Come risulta dal libro di Giuseppe De Ninno: « Dei gran maestri e dignitari delle vendite dei Carbonari della provincia di Bari nel 1820-21 » e nell’altro libro dello stesso De Ninno: « Martiri e perseguitati politici di Terra di Bari del 1789 » un esponente della famiglia Nitti e propriamente Mattia, risulta, nel 1799 compromesso dapprima in Bari sua Patria e poscia in Napoli nelle rivolte politiche di quella epoca. Più tardi, imperversando la reazione borbonica sanfedistica, Mattia Nitti sale alla luce del martirio perchè, imprigionato e torturato dagli sgherri del tiranno è esempio di forza d’animo e di fierezza patriottica.

Il processo a suo carico ha un procedimento sommario ed egli venne condannato a morte insieme agli altri martiri passati alla storia come Domenico Grillo ed Ignazio Ciaia.
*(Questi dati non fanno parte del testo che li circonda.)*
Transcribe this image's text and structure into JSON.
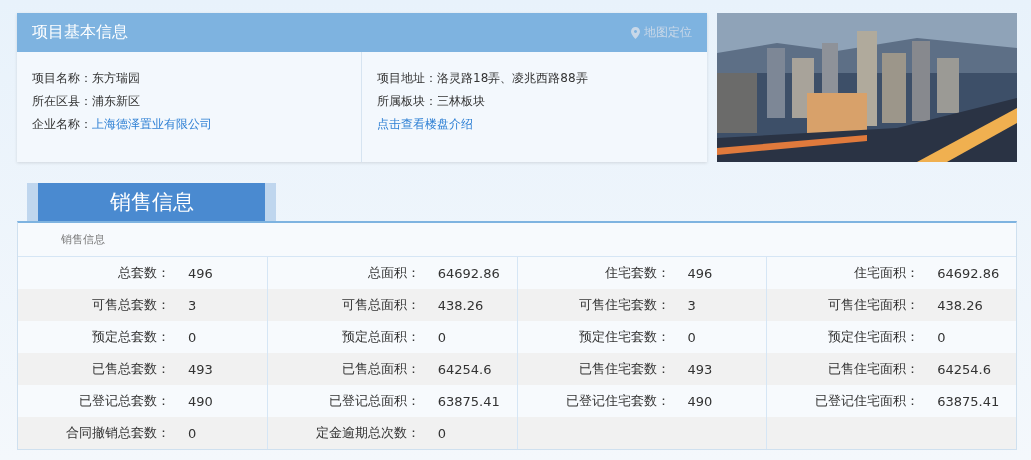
{
  "project_info": {
    "title": "项目基本信息",
    "map_link": "地图定位",
    "left_fields": [
      {
        "label": "项目名称：",
        "value": "东方瑞园",
        "kind": "text"
      },
      {
        "label": "所在区县：",
        "value": "浦东新区",
        "kind": "text"
      },
      {
        "label": "企业名称：",
        "value": "上海德泽置业有限公司",
        "kind": "link"
      }
    ],
    "right_fields": [
      {
        "label": "项目地址：",
        "value": "洛灵路18弄、凌兆西路88弄",
        "kind": "text"
      },
      {
        "label": "所属板块：",
        "value": "三林板块",
        "kind": "text"
      }
    ],
    "intro_link": "点击查看楼盘介绍"
  },
  "sales": {
    "tab": "销售信息",
    "caption": "销售信息",
    "rows": [
      [
        {
          "label": "总套数：",
          "value": "496"
        },
        {
          "label": "总面积：",
          "value": "64692.86"
        },
        {
          "label": "住宅套数：",
          "value": "496"
        },
        {
          "label": "住宅面积：",
          "value": "64692.86"
        }
      ],
      [
        {
          "label": "可售总套数：",
          "value": "3"
        },
        {
          "label": "可售总面积：",
          "value": "438.26"
        },
        {
          "label": "可售住宅套数：",
          "value": "3"
        },
        {
          "label": "可售住宅面积：",
          "value": "438.26"
        }
      ],
      [
        {
          "label": "预定总套数：",
          "value": "0"
        },
        {
          "label": "预定总面积：",
          "value": "0"
        },
        {
          "label": "预定住宅套数：",
          "value": "0"
        },
        {
          "label": "预定住宅面积：",
          "value": "0"
        }
      ],
      [
        {
          "label": "已售总套数：",
          "value": "493"
        },
        {
          "label": "已售总面积：",
          "value": "64254.6"
        },
        {
          "label": "已售住宅套数：",
          "value": "493"
        },
        {
          "label": "已售住宅面积：",
          "value": "64254.6"
        }
      ],
      [
        {
          "label": "已登记总套数：",
          "value": "490"
        },
        {
          "label": "已登记总面积：",
          "value": "63875.41"
        },
        {
          "label": "已登记住宅套数：",
          "value": "490"
        },
        {
          "label": "已登记住宅面积：",
          "value": "63875.41"
        }
      ],
      [
        {
          "label": "合同撤销总套数：",
          "value": "0"
        },
        {
          "label": "定金逾期总次数：",
          "value": "0"
        }
      ]
    ]
  }
}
La suprema giunta di Stato gli commuta la pena capitale in quella dell’esilio perpetuo ed egli si allontana dal regno delle due Sicilie e va peregrinando per altre città italiane per molti anni fino a quando cioè il famoso trattato di Firenze lo riporta a Bari ove egli continua la sua azione patriottica tendente a liberare il Regno dei Morti dalla tirannia borbonica.

E questa pericolosa ma fervida opera egli svolge nel silenzio e nel segreto della cospirazione fecondata dalla Carboneria.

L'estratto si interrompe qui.